I'm having troubles traying to understand the following theorem about the information of the Newton polygon of a power series over a nonarchimedean field and his zeros. The Theorem says:
Let K be a field complete with respect to a valuation (nonarchimedean absolute value) and let $f\in K[\![X]\!]$. Then to each finite side of the Newton polygon of $f$ there corresponds $l$ zeros $\alpha$ (counting multiplicities) of $f$ where $l$ is the length og the horizontal projection of the side.
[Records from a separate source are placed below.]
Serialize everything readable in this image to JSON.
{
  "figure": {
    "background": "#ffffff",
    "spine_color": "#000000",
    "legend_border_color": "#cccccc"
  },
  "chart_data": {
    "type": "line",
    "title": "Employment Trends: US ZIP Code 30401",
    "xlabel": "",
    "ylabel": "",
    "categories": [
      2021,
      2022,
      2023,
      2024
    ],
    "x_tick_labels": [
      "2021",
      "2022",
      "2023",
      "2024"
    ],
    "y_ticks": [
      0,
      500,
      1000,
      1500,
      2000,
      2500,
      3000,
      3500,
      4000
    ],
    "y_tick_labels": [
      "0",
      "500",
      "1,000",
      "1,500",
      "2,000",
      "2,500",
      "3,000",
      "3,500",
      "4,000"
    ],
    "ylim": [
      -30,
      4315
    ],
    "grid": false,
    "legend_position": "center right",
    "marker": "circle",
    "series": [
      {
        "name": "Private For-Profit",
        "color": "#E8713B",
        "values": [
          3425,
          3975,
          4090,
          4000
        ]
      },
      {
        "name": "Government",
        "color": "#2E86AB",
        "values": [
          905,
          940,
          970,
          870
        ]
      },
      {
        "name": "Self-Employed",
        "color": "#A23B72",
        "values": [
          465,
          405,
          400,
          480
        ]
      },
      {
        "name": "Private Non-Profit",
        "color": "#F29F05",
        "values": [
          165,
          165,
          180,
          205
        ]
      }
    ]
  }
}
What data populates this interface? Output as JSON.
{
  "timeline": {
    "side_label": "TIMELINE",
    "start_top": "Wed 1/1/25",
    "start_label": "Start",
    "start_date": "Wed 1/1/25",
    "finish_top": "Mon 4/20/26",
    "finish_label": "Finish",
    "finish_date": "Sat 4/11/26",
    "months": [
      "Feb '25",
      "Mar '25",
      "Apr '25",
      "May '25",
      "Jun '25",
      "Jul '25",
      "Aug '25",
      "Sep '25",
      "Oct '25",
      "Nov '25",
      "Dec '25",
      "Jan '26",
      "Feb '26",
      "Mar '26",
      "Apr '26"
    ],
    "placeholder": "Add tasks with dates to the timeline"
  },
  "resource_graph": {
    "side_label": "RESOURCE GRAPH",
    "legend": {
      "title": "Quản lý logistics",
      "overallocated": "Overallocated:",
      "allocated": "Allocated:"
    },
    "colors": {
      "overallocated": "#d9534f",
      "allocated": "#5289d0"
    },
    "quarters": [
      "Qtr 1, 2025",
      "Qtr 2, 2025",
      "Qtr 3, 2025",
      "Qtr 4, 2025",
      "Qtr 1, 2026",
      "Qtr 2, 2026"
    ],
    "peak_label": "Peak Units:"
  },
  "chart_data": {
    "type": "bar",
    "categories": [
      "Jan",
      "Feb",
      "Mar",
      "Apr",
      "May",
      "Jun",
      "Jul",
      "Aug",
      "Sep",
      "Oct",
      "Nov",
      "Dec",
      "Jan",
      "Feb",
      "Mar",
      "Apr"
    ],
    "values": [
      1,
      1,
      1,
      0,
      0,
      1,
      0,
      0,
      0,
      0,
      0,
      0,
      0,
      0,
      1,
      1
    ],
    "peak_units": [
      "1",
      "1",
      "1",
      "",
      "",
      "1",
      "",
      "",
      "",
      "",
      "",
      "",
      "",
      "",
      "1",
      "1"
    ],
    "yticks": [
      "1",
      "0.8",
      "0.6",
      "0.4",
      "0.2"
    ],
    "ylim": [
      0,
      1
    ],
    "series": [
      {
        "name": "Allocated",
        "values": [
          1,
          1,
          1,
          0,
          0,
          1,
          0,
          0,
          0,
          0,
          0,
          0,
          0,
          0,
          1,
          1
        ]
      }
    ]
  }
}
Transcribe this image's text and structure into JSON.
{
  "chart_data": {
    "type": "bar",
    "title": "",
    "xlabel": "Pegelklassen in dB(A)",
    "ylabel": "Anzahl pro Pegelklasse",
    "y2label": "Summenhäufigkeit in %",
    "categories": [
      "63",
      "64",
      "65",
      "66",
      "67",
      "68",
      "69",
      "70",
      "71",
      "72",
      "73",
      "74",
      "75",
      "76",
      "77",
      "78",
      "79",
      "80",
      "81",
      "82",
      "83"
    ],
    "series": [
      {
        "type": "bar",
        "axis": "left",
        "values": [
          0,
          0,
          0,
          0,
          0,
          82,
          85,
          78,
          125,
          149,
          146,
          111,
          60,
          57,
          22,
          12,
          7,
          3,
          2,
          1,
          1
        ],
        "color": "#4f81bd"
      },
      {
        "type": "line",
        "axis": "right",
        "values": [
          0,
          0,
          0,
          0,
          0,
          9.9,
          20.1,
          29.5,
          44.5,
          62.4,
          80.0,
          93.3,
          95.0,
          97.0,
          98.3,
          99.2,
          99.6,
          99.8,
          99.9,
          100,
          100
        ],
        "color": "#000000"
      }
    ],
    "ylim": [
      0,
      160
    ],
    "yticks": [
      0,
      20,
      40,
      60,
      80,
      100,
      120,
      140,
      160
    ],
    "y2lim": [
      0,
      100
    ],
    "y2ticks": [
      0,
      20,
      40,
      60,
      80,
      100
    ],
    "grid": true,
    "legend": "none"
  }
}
Moreover, if $\lambda$ is the slope of the side, then $\text{ord }\alpha=-\lambda$. Conversly if $\alpha$ is a root then $-\text{ord }\alpha$ is the slope of a (possibly infinite) side.
Here $\text{ord}$ is the additive valuation on $K$.
The proof relies on the factorizacion $f=PQ$, where $P$ is a polynomial having the zeros of $f$ corresponding to the given side, and $Q$ a power series having no one of the zeros of $P$. The proof constructs those elements by ''approximations'' given by Hensel lemma. In order to do that the author says:
It is sufficies to prove the assertion in the following special situation: the Newton polygon of $f$ contains a finite side with extreme vertices $(m,0)$ and $(m+n,0)$.
Then he explains how to do that: we start from a finite side of slope $\lambda$ whose horizontal projection has length $l$. We take a $\beta\in\Omega$ ($\Omega$ is the completion of the algebraic closure of $K$) with $\text{ord }\beta=-\lambda$. Then the series $f(\beta X)$ has a horizontal side of length $l$. Now the series $\delta f(\beta X)$, for suitable $\delta\neq 0$, has a side on the $x$-axis of length $l$.
My question is about the existence of such $\beta$, why does it exist? In general $\lambda$ may be any real number, and is not always possible to find such $\beta$. Even in the $p$-adics this is not the case: we always have rational slopes, but I think not necessarily there is and element in $\mathbb{C}_{p}$ with a given valuation. Also, the existence of such $\delta$ is not clear to me, since the vertices (the second coordinate of the vertex: $(i,\text{ord }a_{i})$) could have real coordinates.
Is this argument of the author correct?
Thanks